Paper No. 1-8
Presentation Time: 10:20 AM
HIGH LATITUDE METEORIC OXYGEN ISOTOPE COMPOSITIONS FROM THE CENOMANIAN LOWER KANGUK FORMATION, AXEL HEIBERG ISLAND, CANADIAN ARCTIC ARCHIPELAGO
Pedogenic carbonates and siderites formed in Cretaceous paleosols from paleoequatorial to paleopolar latitudes in North America have provided useful stable isotopic paleohydrologic data to help constrain the oxygen isotope mass balance of the mid-Cretaceous hydrologic cycle. Data are very sparse in polar locales, and there is a pressing need for more of these data to advance this line of inquiry. Glacier Fiord at Axel Heiberg Island, Nunavut, Canada contains a Cretaceous (Valanginian to Campanian) record of deposition in the Sverdrup basin.
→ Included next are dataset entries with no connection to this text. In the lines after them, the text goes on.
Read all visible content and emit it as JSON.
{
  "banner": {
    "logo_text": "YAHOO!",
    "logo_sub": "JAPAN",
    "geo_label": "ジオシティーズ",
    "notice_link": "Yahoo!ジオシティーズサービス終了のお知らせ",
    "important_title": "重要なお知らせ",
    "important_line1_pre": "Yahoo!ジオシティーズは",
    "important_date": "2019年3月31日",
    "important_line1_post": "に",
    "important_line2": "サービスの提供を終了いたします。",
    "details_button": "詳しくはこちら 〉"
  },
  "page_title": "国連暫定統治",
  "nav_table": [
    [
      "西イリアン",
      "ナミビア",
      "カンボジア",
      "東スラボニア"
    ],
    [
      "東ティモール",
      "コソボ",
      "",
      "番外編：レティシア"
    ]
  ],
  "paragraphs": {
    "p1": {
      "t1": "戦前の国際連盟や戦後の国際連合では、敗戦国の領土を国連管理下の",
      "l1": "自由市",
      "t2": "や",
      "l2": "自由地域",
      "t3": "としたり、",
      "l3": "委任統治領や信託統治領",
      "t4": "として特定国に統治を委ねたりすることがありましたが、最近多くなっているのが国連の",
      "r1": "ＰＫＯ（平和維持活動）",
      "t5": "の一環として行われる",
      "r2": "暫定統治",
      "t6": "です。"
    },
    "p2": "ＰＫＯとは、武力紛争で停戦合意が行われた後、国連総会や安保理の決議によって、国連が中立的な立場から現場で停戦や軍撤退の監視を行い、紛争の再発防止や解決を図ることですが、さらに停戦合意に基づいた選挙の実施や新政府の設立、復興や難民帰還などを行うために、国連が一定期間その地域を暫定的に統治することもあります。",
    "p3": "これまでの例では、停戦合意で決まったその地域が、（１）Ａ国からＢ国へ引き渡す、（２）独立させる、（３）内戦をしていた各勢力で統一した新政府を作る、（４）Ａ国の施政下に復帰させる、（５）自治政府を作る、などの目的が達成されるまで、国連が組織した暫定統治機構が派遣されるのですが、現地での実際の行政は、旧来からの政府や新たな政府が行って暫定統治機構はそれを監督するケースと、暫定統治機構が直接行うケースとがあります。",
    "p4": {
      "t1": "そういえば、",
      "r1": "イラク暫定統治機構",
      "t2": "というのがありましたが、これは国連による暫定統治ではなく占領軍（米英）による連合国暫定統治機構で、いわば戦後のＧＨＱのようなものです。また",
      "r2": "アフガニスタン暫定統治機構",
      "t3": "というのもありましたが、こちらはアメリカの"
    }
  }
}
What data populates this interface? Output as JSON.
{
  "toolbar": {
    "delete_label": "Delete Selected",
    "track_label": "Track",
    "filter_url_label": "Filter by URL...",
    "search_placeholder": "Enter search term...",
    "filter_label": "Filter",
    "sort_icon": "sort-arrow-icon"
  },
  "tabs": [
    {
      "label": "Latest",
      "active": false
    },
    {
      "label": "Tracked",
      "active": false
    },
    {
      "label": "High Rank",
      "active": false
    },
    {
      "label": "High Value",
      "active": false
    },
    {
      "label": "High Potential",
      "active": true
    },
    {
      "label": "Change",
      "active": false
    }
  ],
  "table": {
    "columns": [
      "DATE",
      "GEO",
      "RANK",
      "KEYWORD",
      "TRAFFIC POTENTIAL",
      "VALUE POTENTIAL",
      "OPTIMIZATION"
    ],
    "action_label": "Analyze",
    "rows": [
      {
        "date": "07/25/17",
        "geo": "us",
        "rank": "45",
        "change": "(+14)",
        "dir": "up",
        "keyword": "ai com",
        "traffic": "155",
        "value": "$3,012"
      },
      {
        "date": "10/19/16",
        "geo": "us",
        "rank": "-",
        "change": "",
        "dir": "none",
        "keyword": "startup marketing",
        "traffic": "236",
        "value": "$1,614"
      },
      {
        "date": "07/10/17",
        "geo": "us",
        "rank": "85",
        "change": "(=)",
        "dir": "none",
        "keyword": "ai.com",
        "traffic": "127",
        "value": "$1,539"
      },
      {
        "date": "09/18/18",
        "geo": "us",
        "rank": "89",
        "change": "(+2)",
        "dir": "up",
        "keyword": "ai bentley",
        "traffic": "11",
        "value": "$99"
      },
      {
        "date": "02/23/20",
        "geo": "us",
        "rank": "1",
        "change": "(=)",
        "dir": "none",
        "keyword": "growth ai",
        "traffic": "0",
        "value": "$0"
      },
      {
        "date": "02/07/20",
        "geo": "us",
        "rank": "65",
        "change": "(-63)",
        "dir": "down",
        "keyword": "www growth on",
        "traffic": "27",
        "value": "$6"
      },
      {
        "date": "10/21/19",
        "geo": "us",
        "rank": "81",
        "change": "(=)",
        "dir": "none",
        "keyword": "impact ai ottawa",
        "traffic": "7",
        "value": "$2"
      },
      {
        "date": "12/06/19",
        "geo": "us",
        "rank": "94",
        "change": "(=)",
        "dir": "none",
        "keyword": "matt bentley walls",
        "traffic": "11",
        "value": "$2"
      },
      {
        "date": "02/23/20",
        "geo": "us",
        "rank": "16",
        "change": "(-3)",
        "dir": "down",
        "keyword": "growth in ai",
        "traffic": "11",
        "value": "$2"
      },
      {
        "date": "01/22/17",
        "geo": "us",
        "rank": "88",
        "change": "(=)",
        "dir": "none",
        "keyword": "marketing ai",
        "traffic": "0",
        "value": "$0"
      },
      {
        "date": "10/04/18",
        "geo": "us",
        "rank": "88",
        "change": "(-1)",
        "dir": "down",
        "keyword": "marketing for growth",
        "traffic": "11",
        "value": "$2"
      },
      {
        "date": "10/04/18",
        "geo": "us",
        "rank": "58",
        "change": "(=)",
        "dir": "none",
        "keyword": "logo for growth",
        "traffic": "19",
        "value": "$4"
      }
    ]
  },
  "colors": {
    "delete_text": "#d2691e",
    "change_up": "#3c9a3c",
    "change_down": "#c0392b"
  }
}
At approximately 70°N paleolatitude, Cenomanian sideritic mudstone of the lower Kanguk Formation produce carbon isotopic values of +4.02‰ ± 0.30‰ VPDB and oxygen isotopic values of -18.95‰ ± 0.33‰ VPDB. Based on an estimated zonal mean annual Cretaceous paleotemperature of ~13°C a paleoprecipitation oxygen isotopic value is calculated to be -23.11‰ VSMOW, a value that is consistent with other paleo-Arctic estimates for Cretaceous precipitation produced from the Colville Basin in northern Alaska. Results from Axel Heiberg Island further build the case for low δ18O values for polar paleoprecipitation during warm periods in Earth History. Empirical datasets from greenhouse periods indicating low δ18O values (≤ -20‰ VSMOW) for paleopolar precipitation are inconsistent with results from GCM simulations with water isotope modules, suggesting much higher δ18O values should be expected. Are all high latitude freshwater δ18O data from greenhouse worlds biased by snowmelt/orographic effects? The positive δ13C values from freshwater siderites in the Kanguk Formation are shared in common with all other sampled Cretaceous units from north of 50°N paleolatitude, and are indicative of methane-emitting high latitude paleoenvironments.